她就像挂在枝头的饱满多汁的果实,等人去采撷品尝。

谢长陵看了会儿,想起了那些夜晚在姮沅身上尝到过的美好滋味,心里软了下,到底愿意对她宽容些,将被子给姮沅盖上,自己却不客气地越过楚汉河界,直接和姮沅挤在里面的半张床上,让姮沅躲无可躲,到处都是谢长陵硬实的肌肉,还有迫人的气息。

她晕头转向的,总能想起那些个被迫的夜晚,他强势地裹着她,不由她反抗地摆弄她的身体,要她上升,也要她下坠,要她哭泣,也要她求饶。

姮沅的身子僵硬着。

那些对她来说总是噩梦,很多次,姮沅都是靠着在心里默念谢长明的名字才熬过去,可是前不久,谢长陵刚将假象打破,逼她直面了事实。

现在她在噩梦里真的变成孤身一人了。

被窝有了谢长陵的体温,其实暖烘烘的,但姮沅只觉冷,心被压迫得连蹦跳都不敢,似乎她就要在这种等着悬刀落下的紧张里先把自己吓死了。

其实有什么好紧张的,一次与十次,十次与一百次的区别有那么大吗?早在被谢长陵带回大司马府,留在结萝院的时候,姮沅难道没有想过接下来会发生什么,她该如何继续忍耐吗?

就当被狗咬。

明明是这么安慰自己的,可是当谢长陵把手伸过来,搭在她的腰间时,她的身体怎么在不可控地发抖?

谢长陵困惑地问她:“你很冷吗?”

姮沅摇了摇头,道:“不冷。”

谢长陵不信。

他的指尖掠过时,在她身上激起了一阵阵的战栗,让姮沅想起屠宰场里那些为宰杀做的准备。

姮沅受不了了,她绷着脸说:“要做就赶紧做。”

做完就赶紧回锁春园去。

谢长陵拖长了音:“嫂嫂原来这般想我啊。”

姮沅当然不会承认,这本就不是事实,她嗤笑:“你留下不就为了这种事吗?”

“当然不是。”谢长陵翻了个身,姮沅看不清他的脸,却能感觉到他的气息一丝一缕地黏在身上,她能感觉到他们究竟有多近,谢长陵道,“我只是想和嫂嫂安度夜晚。”

“就像最普通的夫妻那样。”

第21章

◎“亲我一下,就带你去。”◎

他在开什么玩笑?

他们可以是仇人,是陌路人,就是不可能是夫妻。

甚至于,从谢长陵那儿听到这个词,姮沅都觉得他侮辱了这个神圣的词汇。

可是,现在他们又在做什么呢?

没有单纯的性/欲,反而盖着被子,两个人并排着好端端地躺在床上,还能聊上几句,这样的事,明明只能和谢长明做的啊。

姮沅抿直了唇,推了推谢长陵:“困了,睡觉吧。”

谢长陵轻笑了一下,倒没有继续下去,这种事做起来总要张弛有度,把人逼急了可不好。

与陌生郎君同榻共眠,姮沅可想而知睡得并不安稳,她整夜都维持着一个姿势,动都不敢动,次日醒来腰酸背疼得很,只想早早把谢长陵这尊大佛送走,休息一二。

偏大佛有自己的想法,兴致勃勃地要带姮沅去坊市玩。

姮沅是万万不能和谢长陵出门的,她在长安无人相识,可谢长陵不一样,届时该怎么介绍她的身份,她又该怎么解释她这个嫂子和小叔子在外头招摇过市。

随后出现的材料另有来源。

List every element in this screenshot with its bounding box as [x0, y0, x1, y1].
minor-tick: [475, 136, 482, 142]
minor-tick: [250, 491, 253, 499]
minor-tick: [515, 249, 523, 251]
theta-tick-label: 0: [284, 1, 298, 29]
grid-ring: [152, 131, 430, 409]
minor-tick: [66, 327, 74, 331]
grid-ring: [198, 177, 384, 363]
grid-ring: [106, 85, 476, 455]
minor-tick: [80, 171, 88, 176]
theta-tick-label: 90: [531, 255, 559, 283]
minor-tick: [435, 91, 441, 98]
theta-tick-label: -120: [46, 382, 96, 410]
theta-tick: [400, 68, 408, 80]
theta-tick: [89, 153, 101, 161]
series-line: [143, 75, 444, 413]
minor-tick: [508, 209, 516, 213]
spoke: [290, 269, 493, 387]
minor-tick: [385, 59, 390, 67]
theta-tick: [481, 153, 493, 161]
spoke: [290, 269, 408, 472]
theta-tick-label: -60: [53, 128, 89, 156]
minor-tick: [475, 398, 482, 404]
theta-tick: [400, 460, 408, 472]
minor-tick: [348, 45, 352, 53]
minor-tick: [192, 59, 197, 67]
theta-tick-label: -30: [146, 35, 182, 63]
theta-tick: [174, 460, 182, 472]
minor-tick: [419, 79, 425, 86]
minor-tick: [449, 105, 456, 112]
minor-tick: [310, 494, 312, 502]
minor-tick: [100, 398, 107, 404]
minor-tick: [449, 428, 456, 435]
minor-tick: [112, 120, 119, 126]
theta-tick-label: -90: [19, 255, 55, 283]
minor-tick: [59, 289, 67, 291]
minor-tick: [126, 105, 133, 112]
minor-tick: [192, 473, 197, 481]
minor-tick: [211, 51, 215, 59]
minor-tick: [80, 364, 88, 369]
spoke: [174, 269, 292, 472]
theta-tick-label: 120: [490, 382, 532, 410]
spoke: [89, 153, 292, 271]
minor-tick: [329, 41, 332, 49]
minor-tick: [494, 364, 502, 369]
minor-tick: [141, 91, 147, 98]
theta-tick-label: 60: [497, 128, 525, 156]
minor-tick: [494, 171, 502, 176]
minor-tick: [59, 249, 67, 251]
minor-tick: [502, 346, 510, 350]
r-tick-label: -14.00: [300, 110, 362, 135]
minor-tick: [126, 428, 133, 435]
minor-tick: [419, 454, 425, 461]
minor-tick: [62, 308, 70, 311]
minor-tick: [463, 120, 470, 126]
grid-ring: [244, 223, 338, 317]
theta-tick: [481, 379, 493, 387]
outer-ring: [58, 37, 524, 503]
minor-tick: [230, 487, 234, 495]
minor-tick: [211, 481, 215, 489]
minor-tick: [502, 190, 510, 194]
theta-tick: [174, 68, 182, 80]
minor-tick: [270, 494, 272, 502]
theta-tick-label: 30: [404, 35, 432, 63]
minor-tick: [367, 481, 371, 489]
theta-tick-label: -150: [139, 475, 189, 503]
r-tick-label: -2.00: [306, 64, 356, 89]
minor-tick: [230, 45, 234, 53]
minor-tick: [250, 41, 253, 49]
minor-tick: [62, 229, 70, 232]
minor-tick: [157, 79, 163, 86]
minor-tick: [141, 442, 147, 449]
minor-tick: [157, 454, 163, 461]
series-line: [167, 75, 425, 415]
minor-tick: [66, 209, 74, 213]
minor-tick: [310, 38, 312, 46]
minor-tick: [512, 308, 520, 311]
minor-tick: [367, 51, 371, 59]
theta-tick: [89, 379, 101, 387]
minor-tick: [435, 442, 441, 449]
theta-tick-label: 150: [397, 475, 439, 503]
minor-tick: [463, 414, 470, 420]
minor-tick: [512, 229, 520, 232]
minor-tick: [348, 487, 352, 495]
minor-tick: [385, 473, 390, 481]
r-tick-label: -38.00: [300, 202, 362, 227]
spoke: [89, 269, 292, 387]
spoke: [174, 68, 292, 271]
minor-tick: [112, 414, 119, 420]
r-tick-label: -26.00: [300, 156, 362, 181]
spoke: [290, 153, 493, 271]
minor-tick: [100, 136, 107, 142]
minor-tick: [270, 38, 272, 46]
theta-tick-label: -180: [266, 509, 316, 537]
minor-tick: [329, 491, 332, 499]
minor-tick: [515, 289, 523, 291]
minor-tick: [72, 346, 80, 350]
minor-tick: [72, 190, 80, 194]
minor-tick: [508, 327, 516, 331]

可谢长陵决定的事,从来不需要过问旁人的意见,姮沅被推到妆镜子前坐下,盘起复杂的发髻,将那琳琅的发饰戴了满头,毫无主次,喧闹得很。

她被打扮好,又被推到谢长陵的身边,谢长陵早在马车上等着她,看这一头翠叠金堆的‘建筑’闯进来,没忍住,笑了出来。

姮沅羞红了脸,伸手要拔发冠:“不是我要戴的。”

谢长陵却不信,他大抵和玉珠是一个想法,农女出身的姮沅又土又没见过世面,只知道金银贵重,便一味地收揽入怀,再炫耀一样戴满。

他阻止了姮沅:“既喜欢戴着就是。”他斟酌着词语,大概是想收敛几分嘲弄,但多年培养的审美让他难以做到对姮沅这个模样真的不刻薄,“你这样很……夺目。”

姮沅没理他,她又不是傻子,听得出谢长陵的嘲弄,也知道这样好笑的造型很取悦谢长陵,但姮沅实在不愿把自己当个笑话,她闷头拔发冠,取金簪,卸珠环。

一阵叮铃当啷后,珠宝堆满桌子,姮沅散着微卷的黑发坐在那儿,又是清水出芙蓉的模样。

谢长陵道:“生气我笑你?”

姮沅再三强调:“都说了,我不乐意戴这么多金银首饰,从前在家我只用一根木簪便好了。”

谢长陵道:“那是十一兄没用,送不了你金银珠宝。”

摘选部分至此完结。